I should have hated this film. I feel like the legend of Che has become so distorted & romanticized, that whatever your cause, you can invoke the name of Che to further it. On top of this, every college student with access to a Hot Topic has donned a shirt with the figure's face on it, without the benefit of knowing the context of the original movement. The last thing I needed was further ambiguity.
However, Soderbergh's film seems to revel in this ambiguity. Che was a zealous ideologue, ardent supporter of justice (no matter how perverse his idea of justice became), and a romantic. I feel as though Soderbergh captures this very well and made really the only film you could make about such an enigmatic figure. One devoid of understanding.
Were Soderbergh to take a stance and really dive into what drove Che, he would be making a judgement. Whether he would decide that Che's pursuits were righteous, or a parade a violence driven by delusion, Soderbergh would have to judge his character.

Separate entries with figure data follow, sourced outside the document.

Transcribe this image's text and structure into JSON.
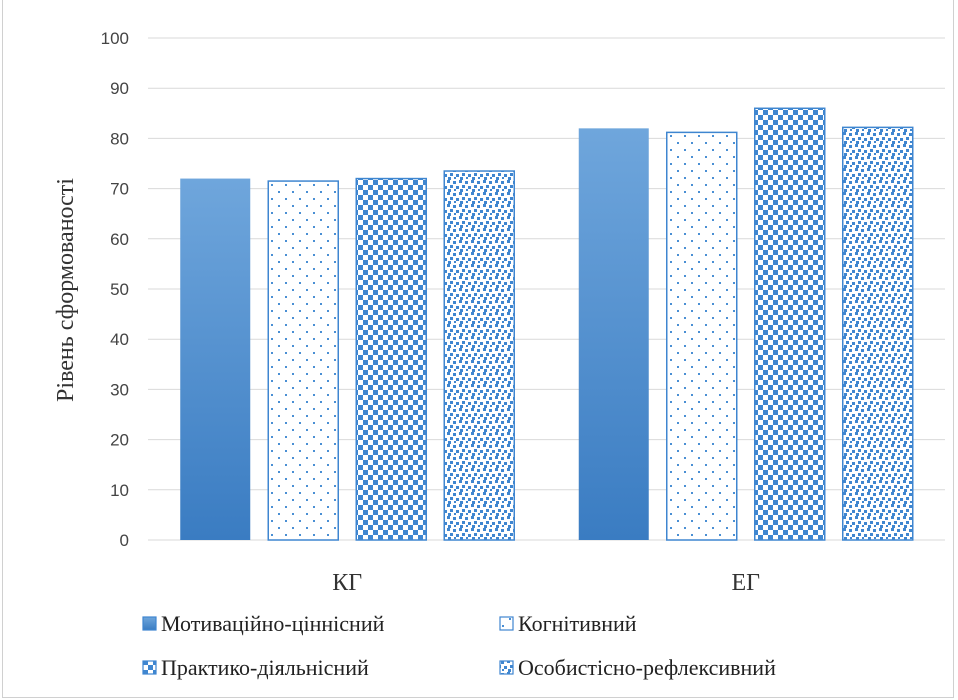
{
  "chart_data": {
    "type": "bar",
    "categories": [
      "КГ",
      "ЕГ"
    ],
    "series": [
      {
        "name": "Мотиваційно-ціннісний",
        "values": [
          72,
          82
        ],
        "pattern": "solid"
      },
      {
        "name": "Когнітивний",
        "values": [
          71.5,
          81.2
        ],
        "pattern": "dots"
      },
      {
        "name": "Практико-діяльнісний",
        "values": [
          72,
          86
        ],
        "pattern": "checker"
      },
      {
        "name": "Особистісно-рефлексивний",
        "values": [
          73.5,
          82.2
        ],
        "pattern": "confetti"
      }
    ],
    "ylabel": "Рівень сформованості",
    "ylim": [
      0,
      100
    ],
    "yticks": [
      "0",
      "10",
      "20",
      "30",
      "40",
      "50",
      "60",
      "70",
      "80",
      "90",
      "100"
    ],
    "grid": true,
    "legend_position": "bottom",
    "colors": {
      "accent": "#4a8fd4",
      "accent_dark": "#3a78c0",
      "gridline": "#d9d9d9",
      "text": "#333333"
    }
  }
}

And how do you do that when he means so many things to so many different types of people?
I think by abandoning the conventional narrative, and showing vignettes of his life rather than presenting it chronologically, Soderbergh continues to let the audience decide.
Sure, I understand the criticism that by not showing Che commit the violent acts himself in a way absolves him of the crimes & creates in essence, a fairly tale. Yet, I think Che's pursuits were of a very macabre fairy tale.
Will I be watching this film every weekend? No way. Do I think Soderbergh could have tightened up the film overall and cut some of the fat? Absolutely. None the less, I think Soderbergh made the only film that could be made about this infamous revolutionary. It's terrifically filmed, impeccably acted, & I think Soderbergh deserves a lot of credit for bringing this controversial life to the big screen.
The more details you know about Che Guevara going into Part One of Steven Soderbergh's "Che," the easier you'll embrace it. Soderbergh has a very unusual, emotionally distant, non-linear approach to this film, and while it's admirable, it's hard for a non-history buff like myself to totally grasp the story. Granted, this film isn't exactly about Che's life (which is misleading, but certainly thought provoking) and more about specific pieces (or more accurately, conversations) of a man's life that Soderbergh found intriguing. Of course, the film is beautifully shot and expertly acted, but just be warned, do your homework before hand- it will help.
It's also mandatory that you view both parts to "Che," for neither film is satisfying on it's own.